Über diese – ohne jene Zweifel existierende – Phänomene der heutigen EU zu sprechen ist kein Antieuropäismus. Es stellt keinen Import des nichteuropäischen Denkens dar. Es bedeutet keine Negation der ganzen 50 Jahre der europäischen Integration. Man will damit nur darauf aufmerksam machen, dass man mehr Integration, und weniger Unifikation braucht, dass man mehr horizontaler Kooperation der Länder, und weniger vertikaler Reglementierung, Regulierung, Harmonisierung und Standardisierung benötigt, dass man mehr von Institutionen der Nationalstaaten, und weniger von EU-Institutionen in Brüssel bedarf. Kurz zusammengefasst, dass man mehr Demokratie als Postdemokratie verlangen muß. Der Juni 2007 EU-Gipfel hat aber ganz anders entschieden.
Das alles sieht man nicht nur auf der politischen Ebene. Es gibt auch wichtige ökonomische Nebeneffekte. Nicht nur Freiheit und Demokratie sind bedroht, sondern auch unsere Prosperität. Dies wird durch das – in Europa dominierende – Modell der sozialen und heute auch ökologischen Marktwirtschaft verursacht, das sehr weit von den freien Märkten entfernt ist. Dieses Modell bremst die freie Aktivität der Menschen, glaubt mehr an den Staat als an den Markt und führt neue und neue Methoden des Staatsinterventionismus ein. Dieses Modell betrachtet irrtümlich das „Market Failure“ als gefährlicher als das „Government Failure“. Auch das dürfen die Leute aus den ehemaligen kommunistischen Ländern nie akzeptieren. Diese Fragen gehören leider nicht zu den Hauptthemen der heutigen europäischen Debatte. Die französische Eliminierung des Adjektivs „frei“ von dem Substantiv „Wettbewerb“ im Text des Kommuniqué ist ein Schritt in die falsche Richtung.

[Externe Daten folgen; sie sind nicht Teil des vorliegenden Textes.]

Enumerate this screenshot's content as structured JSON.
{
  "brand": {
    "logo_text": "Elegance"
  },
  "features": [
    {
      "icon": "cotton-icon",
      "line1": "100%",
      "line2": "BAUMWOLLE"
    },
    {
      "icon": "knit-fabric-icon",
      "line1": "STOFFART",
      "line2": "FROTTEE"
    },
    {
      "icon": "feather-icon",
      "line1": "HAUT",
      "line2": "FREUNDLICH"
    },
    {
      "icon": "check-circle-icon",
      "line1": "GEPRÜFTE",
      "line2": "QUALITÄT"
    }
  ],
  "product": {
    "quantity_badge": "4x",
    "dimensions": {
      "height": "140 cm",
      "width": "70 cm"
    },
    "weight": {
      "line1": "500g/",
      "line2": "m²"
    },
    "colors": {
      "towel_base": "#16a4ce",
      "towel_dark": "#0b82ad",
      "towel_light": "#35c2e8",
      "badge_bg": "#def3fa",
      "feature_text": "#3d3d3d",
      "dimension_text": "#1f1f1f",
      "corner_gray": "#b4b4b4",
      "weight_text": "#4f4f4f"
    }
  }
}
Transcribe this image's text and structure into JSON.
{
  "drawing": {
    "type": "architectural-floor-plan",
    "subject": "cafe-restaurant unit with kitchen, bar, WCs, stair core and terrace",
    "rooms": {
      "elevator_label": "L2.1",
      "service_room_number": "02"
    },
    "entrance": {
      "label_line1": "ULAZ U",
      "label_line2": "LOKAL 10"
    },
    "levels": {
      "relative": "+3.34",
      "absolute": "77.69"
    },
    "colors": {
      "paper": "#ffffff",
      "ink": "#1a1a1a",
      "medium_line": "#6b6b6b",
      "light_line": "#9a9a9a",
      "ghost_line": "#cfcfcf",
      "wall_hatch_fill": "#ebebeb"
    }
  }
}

Dieses Denken, diese Ideologie des Sozialdemokratismus und Environmentalismus, hat die EU nicht erfunden. Es existierte vor der Unterzeichnung der Römer Verträge. Die seriöse Frage aber ist, was dazu die EU zugelegt hat. Ich habe Angst, dass dieser Beitrag nicht klein war, da es zwei wirksame Wege (oder Mechanismen) gab und gibt, die das ermöglichen.
Auf der einen Seite ist es der Transfer von Kompetenzen von den Mitgliedstaaten, wo die Demokratie – das heißt die Kontrolle der Politiker durch die Bürger – realisierbar ist, nach Brüssel, wo sie nicht realisierbar ist. Dieser Transfer, diese Verschiebung von Kompetenzen, erhöht die Rolle der Politiker und der Bürokraten und vermindert die Rolle der Menschen. Die Hauptfigur der EU ist nicht der Bürger, sondern der Beamte (das muss man auf Deutsch sagen, in anderen Sprachen klingt es nicht so gut). Er bringt mehr Planung, Regulierung, Kontrollierung und Koordinierung mit sich. Und das ist genau das, was in Europa heute dominiert. Dass es nicht positiv ist, zeigen ganz klar die statistischen Daten der europäischen Wirtschaft im Vergleich zu den Ländern, Regionen und Kontinenten, wo die Wirtschaftsfreiheit größer, und die Einmischung des Staates geringer sind.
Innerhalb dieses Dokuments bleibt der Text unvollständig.